Из-под потолка тихо позвали:

— Миша!.. Ты жив? — глухо донеслось из-за стены. — Смотри, чтоб камень не упал.

Под потолком задвигалась, выползая наружу, половина кирпича. Девятаев осторожно принял ее. В проеме показалась рука, в ней два куска хлеба.

— Подкрепись малость. Все стоят твердо. Наша возьмет. Держись!

— Кто ты?

— Иль не узнал? Лешка-стрелок.

Он узнал его, голос стрелка-радиста с «ильюшина», жилистого парня, балагура. Лешка жил в соседнем бараке, иногда оставался на ночь в санблоке — копать тоннель. Он ходил на разведку в комендатуру, вызнал, где стоят пирамиды с оружием.

Лешка исчез, как и появился, незаметно. Кирпич Михаил вставил на место. То ли от хлеба, то ли от поддержки друзей ему стало легче.

На очередном допросе комендант криво улыбнулся:

— Ну, твоя карта бита. Веревочка вейся — конец будет. Не хотел делать хорошо, будет плохо. Очень плохо. Мы нашли всех, кто копал. Кравцов, Китаев, Цоун — все сказали, честно раскаялись. Мы их помилуем. А один уже помилован. Сейчас узнаешь.

«Кто? — подумал Девятаев. — Что за птица? Таких в блоке, кажется, не было. А, может, тот самый предатель?»

— Отвернись к стене, не шевелись, только слушай, — двое солдат встали рядом.

Кого-то ввели. Переводчик повторял вопросы коменданта. Китаев — Михаил узнал его по голосу — все отрицал.

— Но вчера же вы говорили правду…

— Переведи этому лагерьфюреру: пусть провокацией не занимается. Это не делает чести даже фашисту.

Была такая же «очная ставка» с Кравцовым.

— Вы что, белены объелись? — коротко отрезал Сергей. — Я только один раз ошибся, когда из горящей машины прыгал.

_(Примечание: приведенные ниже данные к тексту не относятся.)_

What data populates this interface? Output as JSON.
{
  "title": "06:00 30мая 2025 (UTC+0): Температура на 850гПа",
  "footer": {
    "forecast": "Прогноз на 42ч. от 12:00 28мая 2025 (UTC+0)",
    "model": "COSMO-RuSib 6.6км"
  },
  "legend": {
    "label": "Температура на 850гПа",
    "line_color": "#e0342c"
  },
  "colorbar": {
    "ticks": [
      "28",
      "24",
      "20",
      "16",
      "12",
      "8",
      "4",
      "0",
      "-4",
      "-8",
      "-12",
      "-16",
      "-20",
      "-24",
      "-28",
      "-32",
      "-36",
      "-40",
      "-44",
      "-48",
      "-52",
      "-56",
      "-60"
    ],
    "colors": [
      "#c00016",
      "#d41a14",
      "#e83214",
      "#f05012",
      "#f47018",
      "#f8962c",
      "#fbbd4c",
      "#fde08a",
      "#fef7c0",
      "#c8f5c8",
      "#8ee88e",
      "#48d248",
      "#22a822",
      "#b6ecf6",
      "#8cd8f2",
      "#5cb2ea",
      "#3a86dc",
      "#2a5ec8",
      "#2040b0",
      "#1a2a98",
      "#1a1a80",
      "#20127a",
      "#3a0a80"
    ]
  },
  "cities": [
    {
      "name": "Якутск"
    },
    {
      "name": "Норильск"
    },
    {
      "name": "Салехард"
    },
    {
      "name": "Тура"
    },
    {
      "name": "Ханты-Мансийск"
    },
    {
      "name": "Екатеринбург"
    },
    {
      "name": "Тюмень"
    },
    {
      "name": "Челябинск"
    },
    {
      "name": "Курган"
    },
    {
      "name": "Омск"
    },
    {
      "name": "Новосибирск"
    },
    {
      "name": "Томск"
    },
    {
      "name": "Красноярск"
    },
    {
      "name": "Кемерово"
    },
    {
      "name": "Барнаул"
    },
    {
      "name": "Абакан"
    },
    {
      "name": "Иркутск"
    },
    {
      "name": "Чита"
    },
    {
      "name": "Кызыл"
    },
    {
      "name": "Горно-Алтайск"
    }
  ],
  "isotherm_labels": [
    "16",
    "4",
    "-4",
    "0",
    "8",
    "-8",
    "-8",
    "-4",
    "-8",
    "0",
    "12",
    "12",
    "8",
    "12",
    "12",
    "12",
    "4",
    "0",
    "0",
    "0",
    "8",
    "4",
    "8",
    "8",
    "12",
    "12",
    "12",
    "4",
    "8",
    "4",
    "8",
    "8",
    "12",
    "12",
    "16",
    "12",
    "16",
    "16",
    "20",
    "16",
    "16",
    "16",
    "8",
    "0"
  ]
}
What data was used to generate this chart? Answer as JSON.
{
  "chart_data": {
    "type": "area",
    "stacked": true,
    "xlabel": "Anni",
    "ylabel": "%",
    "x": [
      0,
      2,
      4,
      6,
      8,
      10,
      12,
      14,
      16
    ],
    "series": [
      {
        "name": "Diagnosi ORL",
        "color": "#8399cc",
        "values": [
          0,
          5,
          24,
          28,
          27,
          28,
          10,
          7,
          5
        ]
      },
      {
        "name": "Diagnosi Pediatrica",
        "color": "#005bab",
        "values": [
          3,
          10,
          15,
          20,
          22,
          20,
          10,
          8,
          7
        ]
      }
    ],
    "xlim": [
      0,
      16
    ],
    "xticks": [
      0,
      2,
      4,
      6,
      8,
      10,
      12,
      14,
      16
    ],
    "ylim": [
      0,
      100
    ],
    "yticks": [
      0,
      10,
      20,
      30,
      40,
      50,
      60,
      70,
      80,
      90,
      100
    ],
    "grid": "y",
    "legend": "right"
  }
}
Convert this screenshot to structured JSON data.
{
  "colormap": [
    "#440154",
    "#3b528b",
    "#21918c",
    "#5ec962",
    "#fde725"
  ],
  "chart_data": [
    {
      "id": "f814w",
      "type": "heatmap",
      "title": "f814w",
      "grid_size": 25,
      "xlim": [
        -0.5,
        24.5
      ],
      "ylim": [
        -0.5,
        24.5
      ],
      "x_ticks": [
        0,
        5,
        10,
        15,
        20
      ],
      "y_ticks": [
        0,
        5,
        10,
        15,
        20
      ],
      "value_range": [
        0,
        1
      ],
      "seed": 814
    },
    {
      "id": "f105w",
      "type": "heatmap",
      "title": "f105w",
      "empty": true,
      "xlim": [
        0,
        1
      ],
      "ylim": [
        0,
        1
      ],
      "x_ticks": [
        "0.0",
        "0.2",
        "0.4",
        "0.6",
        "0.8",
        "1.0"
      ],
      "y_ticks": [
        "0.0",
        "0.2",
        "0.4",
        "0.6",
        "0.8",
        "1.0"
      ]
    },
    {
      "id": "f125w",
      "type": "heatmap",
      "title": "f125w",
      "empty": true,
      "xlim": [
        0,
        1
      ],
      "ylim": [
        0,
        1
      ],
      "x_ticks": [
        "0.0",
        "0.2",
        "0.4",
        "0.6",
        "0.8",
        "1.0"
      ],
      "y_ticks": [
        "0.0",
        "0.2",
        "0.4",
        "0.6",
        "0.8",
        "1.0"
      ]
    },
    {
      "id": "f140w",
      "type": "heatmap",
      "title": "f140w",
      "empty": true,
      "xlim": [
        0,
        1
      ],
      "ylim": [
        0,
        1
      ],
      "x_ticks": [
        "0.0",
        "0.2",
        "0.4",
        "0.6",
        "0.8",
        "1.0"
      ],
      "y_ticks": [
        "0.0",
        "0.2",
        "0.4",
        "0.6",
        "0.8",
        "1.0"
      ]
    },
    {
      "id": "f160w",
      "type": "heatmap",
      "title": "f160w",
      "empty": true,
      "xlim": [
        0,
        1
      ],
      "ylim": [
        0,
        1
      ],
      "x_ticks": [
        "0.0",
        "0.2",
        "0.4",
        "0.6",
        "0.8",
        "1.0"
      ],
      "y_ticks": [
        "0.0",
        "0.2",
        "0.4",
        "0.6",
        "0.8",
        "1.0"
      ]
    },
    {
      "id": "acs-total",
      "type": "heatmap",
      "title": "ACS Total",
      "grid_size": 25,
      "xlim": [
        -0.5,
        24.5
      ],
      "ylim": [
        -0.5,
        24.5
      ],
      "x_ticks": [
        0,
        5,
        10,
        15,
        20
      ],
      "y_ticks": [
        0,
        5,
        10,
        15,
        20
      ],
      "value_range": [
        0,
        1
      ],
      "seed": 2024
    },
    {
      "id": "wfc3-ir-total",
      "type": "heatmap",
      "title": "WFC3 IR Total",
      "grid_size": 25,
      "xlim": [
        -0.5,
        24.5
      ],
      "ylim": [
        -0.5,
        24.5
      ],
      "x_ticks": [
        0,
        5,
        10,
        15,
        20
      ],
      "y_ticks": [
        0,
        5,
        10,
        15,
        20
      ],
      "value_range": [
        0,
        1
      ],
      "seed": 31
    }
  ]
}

Девятаеву все было понятно.

Еще ввели Цоуна:

— Он прорезал подполье? Вы хотели сказать о нем?

— Миша! — Аркадия душили слезы. — Что они напраслину возводят?

«Помилованного» не привели.

Девятаев повернулся. Ему было приятно, наступило облегчение. Тихо, чтоб не услышал комендант, про себя пробормотал:

— Кишка у вас тонка.

Но старательный переводчик повторил фразу по-немецки.

Девятаева выволокли в другую комнату, бросили на топчан лицом вниз. Один немец зажал железными ручищами голову, второй сел на ноги. А двое других дали полный ход размоченным розгам.

В карцере очнулся от студеной воды. Она струей лилась в рот, обмывала лицо и шею. Подумав, что это бред, открыл глаза. Над ним присел на корточках солдат в немецкой форме, с морщинистым лицом. Из жестяного чайника он лил воду на пересохшие губы Михаила.

— Пить, пить. Смойтрить, — он вышел, вновь наполнил чайник и поставил его в печку — теперь она не топилась. — Клеб — тама, — еще раз показал на печку. Уходя, добавил: — Камрад, гут.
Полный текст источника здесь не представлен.